Wieser first noticed that temperature affects the movement of immune cells inside the body about ten years ago, through simple cell-culture experiments conducted at the Institute of Science and Technology Austria (ISTA). He observed that gradually increasing the incubator temperature from 20 °C to 40 °C dramatically altered immune-cell motility: the warmer the environment, the faster the cells moved—while at 20 °C they almost completely stopped. But uncovering the molecular mechanism behind this phenomenon took many more years.

"It sounds surprising, because the idea that immune cells react to temperature seems obvious," explains the biophysicist, "yet there was no clue as to how this mechanism could work at the molecular level." Together with co-author Verena Ruprecht, Wieser now investigates such questions in the newly established Quantitative Biology (QBIO) group at the Institute of Zoology.

The topic never left him. During his time as a group leader at the Institute of Photonic Sciences (ICFO) in Barcelona, Wieser had the opportunity to study temperature sensitivity in immune cells systematically—both in cell cultures and in living organisms such as zebrafish and mice—using a custom-built thermo-microscope.

Myosin II in feverish motion

When the temperature increased from 25 °C ("cold") to 37 °C ("normal") and 41 °C ("fever"), several types of human leukocytes—including T cells, macrophages, dendritic cells, and neutrophils—showed a marked rise in migration speed and a significantly higher number of cells entering lymphatic vessels within a short time.

"By 'significant' we mean up to a tenfold increase in speed, which can drastically shorten the time it takes immune cells to reach lymphatic vessels," Wieser explains.

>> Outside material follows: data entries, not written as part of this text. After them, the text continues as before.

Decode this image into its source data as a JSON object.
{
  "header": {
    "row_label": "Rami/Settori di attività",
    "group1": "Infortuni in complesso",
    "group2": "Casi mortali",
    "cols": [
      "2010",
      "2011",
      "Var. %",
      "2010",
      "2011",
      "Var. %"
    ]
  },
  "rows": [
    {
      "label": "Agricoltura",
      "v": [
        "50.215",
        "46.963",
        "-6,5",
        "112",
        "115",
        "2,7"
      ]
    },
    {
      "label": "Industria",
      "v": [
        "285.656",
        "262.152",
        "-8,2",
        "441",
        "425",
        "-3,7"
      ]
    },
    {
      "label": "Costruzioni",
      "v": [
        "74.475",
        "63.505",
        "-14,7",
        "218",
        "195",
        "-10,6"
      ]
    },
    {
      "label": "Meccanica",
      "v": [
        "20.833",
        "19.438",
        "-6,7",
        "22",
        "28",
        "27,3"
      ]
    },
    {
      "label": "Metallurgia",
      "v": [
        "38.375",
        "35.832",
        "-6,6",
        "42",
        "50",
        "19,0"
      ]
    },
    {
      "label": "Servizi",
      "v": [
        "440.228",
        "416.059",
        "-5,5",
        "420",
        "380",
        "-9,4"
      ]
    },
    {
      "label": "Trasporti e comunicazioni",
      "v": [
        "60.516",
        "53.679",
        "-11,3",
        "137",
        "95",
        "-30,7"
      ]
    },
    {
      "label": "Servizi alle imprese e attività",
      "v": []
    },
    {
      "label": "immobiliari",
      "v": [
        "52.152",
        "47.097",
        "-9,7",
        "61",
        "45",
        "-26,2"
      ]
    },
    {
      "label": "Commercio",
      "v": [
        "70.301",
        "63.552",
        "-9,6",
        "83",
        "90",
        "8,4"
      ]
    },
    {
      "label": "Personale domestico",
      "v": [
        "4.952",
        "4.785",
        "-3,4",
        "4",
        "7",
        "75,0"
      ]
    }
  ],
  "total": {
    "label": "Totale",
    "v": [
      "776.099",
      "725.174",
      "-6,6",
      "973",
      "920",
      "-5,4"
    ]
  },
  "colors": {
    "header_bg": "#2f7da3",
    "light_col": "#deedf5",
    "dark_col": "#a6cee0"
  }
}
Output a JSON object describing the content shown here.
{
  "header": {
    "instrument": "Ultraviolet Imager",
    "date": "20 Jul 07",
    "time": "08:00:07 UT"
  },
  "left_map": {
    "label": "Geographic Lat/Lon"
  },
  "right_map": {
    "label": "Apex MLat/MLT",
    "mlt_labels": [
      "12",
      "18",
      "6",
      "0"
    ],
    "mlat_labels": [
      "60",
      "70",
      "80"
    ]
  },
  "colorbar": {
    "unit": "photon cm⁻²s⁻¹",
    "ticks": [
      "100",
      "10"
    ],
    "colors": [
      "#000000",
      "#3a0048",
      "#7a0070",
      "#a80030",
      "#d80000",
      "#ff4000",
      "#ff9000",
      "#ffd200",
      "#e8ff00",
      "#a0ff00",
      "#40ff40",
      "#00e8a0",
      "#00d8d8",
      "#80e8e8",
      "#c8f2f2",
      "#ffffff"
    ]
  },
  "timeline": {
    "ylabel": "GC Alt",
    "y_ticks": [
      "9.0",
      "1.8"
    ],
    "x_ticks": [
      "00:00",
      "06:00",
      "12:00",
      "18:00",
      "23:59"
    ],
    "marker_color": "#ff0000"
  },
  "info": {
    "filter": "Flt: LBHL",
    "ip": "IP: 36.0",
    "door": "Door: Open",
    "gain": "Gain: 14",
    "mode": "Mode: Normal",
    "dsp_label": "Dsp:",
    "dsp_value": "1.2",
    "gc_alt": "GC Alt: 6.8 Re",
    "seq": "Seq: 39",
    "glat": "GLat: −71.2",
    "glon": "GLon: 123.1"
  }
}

Moreover, leukocytes responded almost instantaneously—within seconds—to temperature changes. "This clearly pointed to a biophysical mechanism, faster than any gene-regulation process."

Using a sophisticated fluorescence-microscopy setup that allows precise temperature control at the single-cell level, Wieser and his colleagues were able to pinpoint the underlying mechanism: the motor protein Myosin II. Known for its roles in cell motility, cell division, and muscle contraction, Myosin II increases its ability to generate mechanical force via ATP when temperatures rise above 37 °C—thus propelling immune cells more rapidly. Myosin II is therefore the key driver of an efficient immune response under fever-like conditions.

"Our study shows that temperature is a crucial physiological control parameter that autonomously modulates both speed and morphological dynamics at the single-cell level in warm- and cold-blooded species alike," Wieser concludes. He sees the findings as a starting point for new research questions—particularly in physiology and immunology.